La République démocratique du Congo et la République du Congo ont franchi une nouvelle étape vers la concrétisation du projet de construction du pont route-rail sur le fleuve Congo. Les deux pays ont signé, jeudi à Kinshasa, un accord bilatéral fixant le régime fiscal, douanier et des recettes non fiscales applicable à cette infrastructure stratégique.
Le projet de construction du pont route-rail reliant Kinshasa à Brazzaville connaît une avancée majeure. Jeudi à Kinshasa, le Vice-Premier ministre, ministre des Transports, Voies de Communication et Désenclavement, Jean-Pierre Bemba, a présidé la cérémonie de signature de l’accord bilatéral portant sur le régime privilégié fiscal, douanier et des recettes non fiscales lié à ce projet.
Cet accord vise à encadrer les aspects fiscaux et douaniers de cette infrastructure appelée à relier les deux capitales les plus proches du monde. Il permet notamment d’éviter les risques de double imposition et d’harmoniser les procédures tarifaires applicables aux marchandises en transit, ainsi qu’aux futures recettes de péage.
Dans son allocution, Jean-Pierre Bemba a salué une étape déterminante dans la mise en œuvre de ce projet longtemps attendu.

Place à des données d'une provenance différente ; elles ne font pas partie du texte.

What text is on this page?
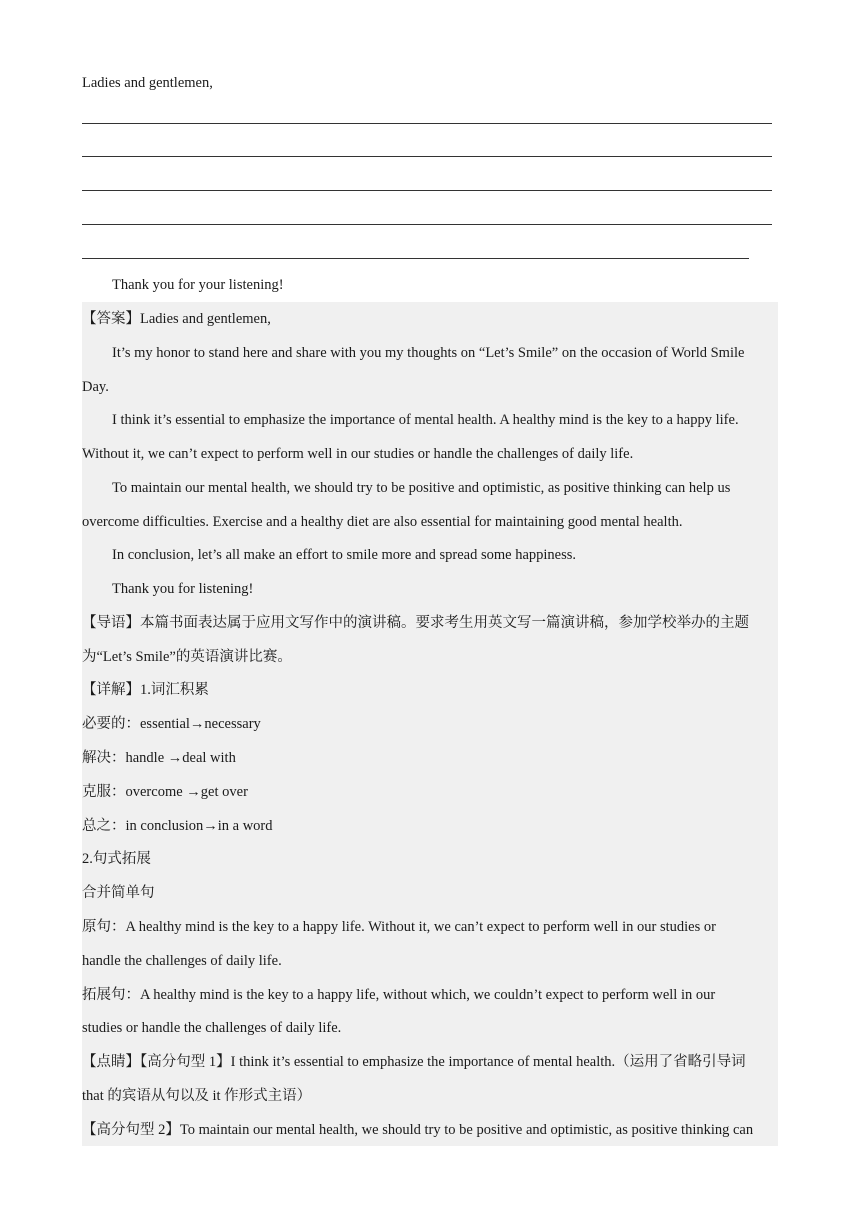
Ladies and gentlemen,
Thank you for your listening!
【答案】Ladies and gentlemen,
It’s my honor to stand here and share with you my thoughts on “Let’s Smile” on the occasion of World Smile
Day.
I think it’s essential to emphasize the importance of mental health. A healthy mind is the key to a happy life.
Without it, we can’t expect to perform well in our studies or handle the challenges of daily life.
To maintain our mental health, we should try to be positive and optimistic, as positive thinking can help us
overcome difficulties. Exercise and a healthy diet are also essential for maintaining good mental health.
In conclusion, let’s all make an effort to smile more and spread some happiness.
Thank you for listening!
【导语】本篇书面表达属于应用文写作中的演讲稿。要求考生用英文写一篇演讲稿，参加学校举办的主题
为“Let’s Smile”的英语演讲比赛。
【详解】1.词汇积累
必要的：essential→necessary
解决：handle →deal with
克服：overcome →get over
总之：in conclusion→in a word
2.句式拓展
合并简单句
原句：A healthy mind is the key to a happy life. Without it, we can’t expect to perform well in our studies or
handle the challenges of daily life.
拓展句：A healthy mind is the key to a happy life, without which, we couldn’t expect to perform well in our
studies or handle the challenges of daily life.
【点睛】【高分句型 1】I think it’s essential to emphasize the importance of mental health.（运用了省略引导词
that 的宾语从句以及 it 作形式主语）
【高分句型 2】To maintain our mental health, we should try to be positive and optimistic, as positive thinking can
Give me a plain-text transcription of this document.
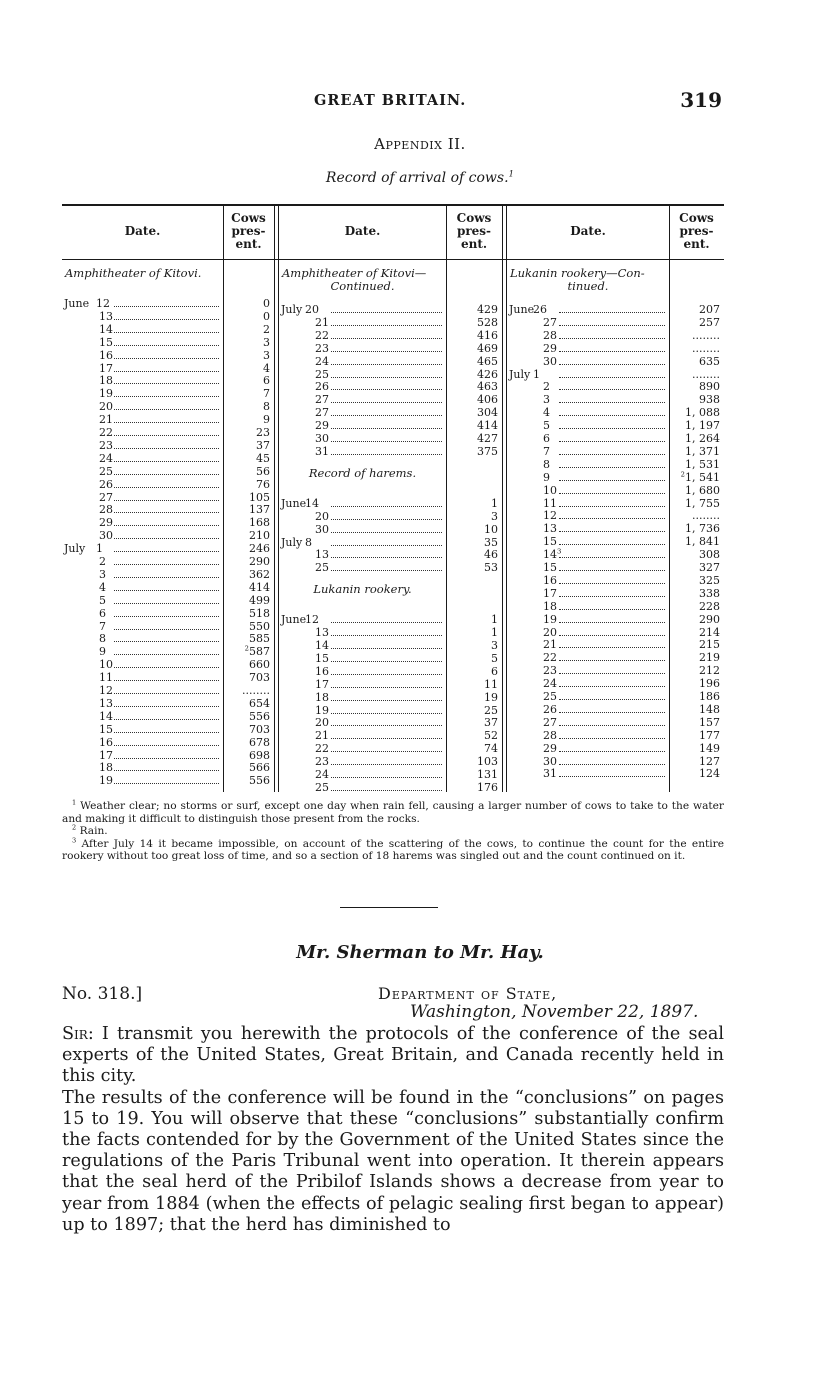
GREAT BRITAIN.	319
Appendix II.
Record of arrival of cows.$^1$
Date.
Cows
pres-
ent.
Date.
Cows
pres-
ent.
Date.
Cows
pres-
ent.
Amphitheater of Kitovi.
June 12	0
13	0
14	2
15	3
16	3
17	4
18	6
19	7
20	8
21	9
22	23
23	37
24	45
25	56
26	76
27	105
28	137
29	168
30	210
July 1	246
2	290
3	362
4	414
5	499
6	518
7	550
8	585
9	$^2$587
10	660
11	703
12	........
13	654
14	556
15	703
16	678
17	698
18	566
19	556
Amphitheater of Kitovi—
Continued.
July 20	429
21	528
22	416
23	469
24	465
25	426
26	463
27	406
27	304
29	414
30	427
31	375
Record of harems.
June
14	1
20	3
30	10
July 8	35
13	46
25	53
Lukanin rookery.
June
12	1
13	1
14	3
15	5
16	6
17	11
18	19
19	25
20	37
21	52
22	74
23	103
24	131
25	176
Lukanin rookery—Con-
tinued.
June
26	207
27	257
28	........
29	........
30	635
July 1	........
2	890
3	938
4	1, 088
5	1, 197
6	1, 264
7	1, 371
8	1, 531
9	$^2$1, 541
10	1, 680
11	1, 755
12	........
13	1, 736
15	1, 841
$14^3$	308
15	327
16	325
17	338
18	228
19	290
20	214
21	215
22	219
23	212
24	196
25	186
26	148
27	157
28	177
29	149
30	127
31	124

$^1$ Weather clear; no storms or surf, except one day when rain fell, causing a larger number of cows to take to the water and making it difficult to distinguish those present from the rocks.

$^2$ Rain.

$^3$ After July 14 it became impossible, on account of the scattering of the cows, to continue the count for the entire rookery without too great loss of time, and so a section of 18 harems was singled out and the count continued on it.

Mr. Sherman to Mr. Hay.
No. 318.]	Department of State,
Washington, November 22, 1897.

Sir: I transmit you herewith the protocols of the conference of the seal experts of the United States, Great Britain, and Canada recently held in this city.

The results of the conference will be found in the “conclusions” on pages 15 to 19. You will observe that these “conclusions” substantially confirm the facts contended for by the Government of the United States since the regulations of the Paris Tribunal went into operation. It therein appears that the seal herd of the Pribilof Islands shows a decrease from year to year from 1884 (when the effects of pelagic sealing first began to appear) up to 1897; that the herd has diminished to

« La signature de cet accord bilatéral portant sur le régime privilégié fiscal, douanier et des recettes non fiscales n’est pas une simple formalité technique. C’est le verrou juridique qui a longtemps retardé la concrétisation de ce projet, aujourd’hui levé grâce à la volonté politique de nos Chefs d’État », a-t-il déclaré.
Un cadre pour attirer les investisseurs
Selon le VPM Jean-Pierre Bemba, la validation de ce cadre harmonisé, élaboré à l’issue de travaux menés par les experts des deux pays, permettra de garantir un environnement économique fluide, sûr et attractif pour le futur concessionnaire du projet.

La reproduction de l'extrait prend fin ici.